No Maintenance: False, cleaning, bearing replacement and magnet zapping will still be needed for top performance. Also, any damage to the motor can may cause the motor to fail.
Brushless will take the battery war out of play: False, Batteries will play a bigger part since brushless systems depend on high voltage, amps and super low internal resistance to operate as a race motor. Bottom line... you will still need to have quality batteries.
Some say the Speed Control can be programmed to a spec level and everyone will be the same: False, again at this point batteries will make a huge difference. Good quality packs will be essential.

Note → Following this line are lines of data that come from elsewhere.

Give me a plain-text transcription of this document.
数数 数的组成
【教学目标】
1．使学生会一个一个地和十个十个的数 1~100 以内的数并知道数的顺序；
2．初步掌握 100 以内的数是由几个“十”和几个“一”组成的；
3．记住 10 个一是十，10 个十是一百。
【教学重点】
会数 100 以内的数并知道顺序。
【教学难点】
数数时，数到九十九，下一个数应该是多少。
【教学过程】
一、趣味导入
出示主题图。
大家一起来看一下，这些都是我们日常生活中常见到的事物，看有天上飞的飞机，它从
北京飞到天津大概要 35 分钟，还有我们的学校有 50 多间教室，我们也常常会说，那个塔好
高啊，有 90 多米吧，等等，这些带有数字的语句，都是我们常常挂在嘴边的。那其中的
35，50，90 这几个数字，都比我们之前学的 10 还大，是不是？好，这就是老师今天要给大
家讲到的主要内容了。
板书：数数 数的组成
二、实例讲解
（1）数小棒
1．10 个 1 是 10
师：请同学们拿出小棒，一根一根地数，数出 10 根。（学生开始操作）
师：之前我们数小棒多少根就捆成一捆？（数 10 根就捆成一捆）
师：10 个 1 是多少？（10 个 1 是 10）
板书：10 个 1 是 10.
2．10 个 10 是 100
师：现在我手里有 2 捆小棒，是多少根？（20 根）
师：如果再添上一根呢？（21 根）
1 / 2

In the end, a " Team Driver" will still have the advantage due to speed controller programming knowledge, access to unreleased technology and the ability to jump the regulator that restricts the amp flow. It is much easier to just tech a motor.
Brushless Performance: There will still be better motors than others due to manufacturing tolerances. Remember the price on a brushless motor when you have to replace it because it does not perform as claimed. Since there is no easy way to maintain and keep a brushless motor up to original spec (i.e. rebuild) it may be necessary to purchase new motors often at a very high price to keep up with your neighbor or racing rival.
Here's a novel approach. Why don't we answer to all the points in the Trinity atatement.
1.Ok..so we need more than 1 motor for the various performance classes. BIG DEAL. So do brushed motor users. Also, this is based on the assumption that the multi level ESC will not continue to be developed. The true lure of BL is in both performance and long term value. No brushes, no springs,no comm lathes, etc.
2. I don't think anybody said the BL was indestructible. I read the Novak ad again and I don't see anything that says indestructible. Shorting, debris and heat have taken the life of a few brushed motors I've had. That potential exists in EVERY electric motor.
3.Torque and RPM. Until you've seen graphs of engine performance, that statement doesn't hold water. Theres a big difference when we talk about USABLE torque/rpm vs. raw torque/rpm.
4.Maintenance. Novak specifically points to brushes, springs and comms in their ads. Ok, so we have to clean it.BIG DEAL. Bearings replaced ?? until I see where there's a rash of replacements going on, I can't place much faith in that statement. Zapping?? maybe for the absolute, best performance. You know...the kind maybe 1% of the total rc driver community needs. That reminds me...I guess I should have purchased a Zapper since apparently everybody but me must have one. Damage to can. DUH !!! If you're the type that drops his motor on the ground alot then you have a much bigger problem !!
5.Batteries. Good batts are good batts whether it's for BL or brushed. Until you prove where BL's needs are that different than brushed...the point is mute. Keep in mind that Batt technology is on the verge of a major change also. And guess what...GP won't be the big dog on the market anymore. Uh,Oh...what will Trinity do ???
6. "Team Drivers" will always be team drivers. SO WHAT !! If I had to compete against a team driver, I'd most likely be one too !!! and therefore I'd have the same "percs" available to me too.Yes, if we want to create a more level playing field in a given class, tech will have to rise to the occasion.
7. Manufacturing differences and performance. OK, thats very likely but doesn't the same "problem" exist in brushed motors?? And just HOW MUCH difference are we talking about?? I don't think anybody knows yet. A common sense approach would dictate that a more efficient, less complicated motor design would tend to be closer in performance from one unit to the next. Again, all I ask is ...prove it !!!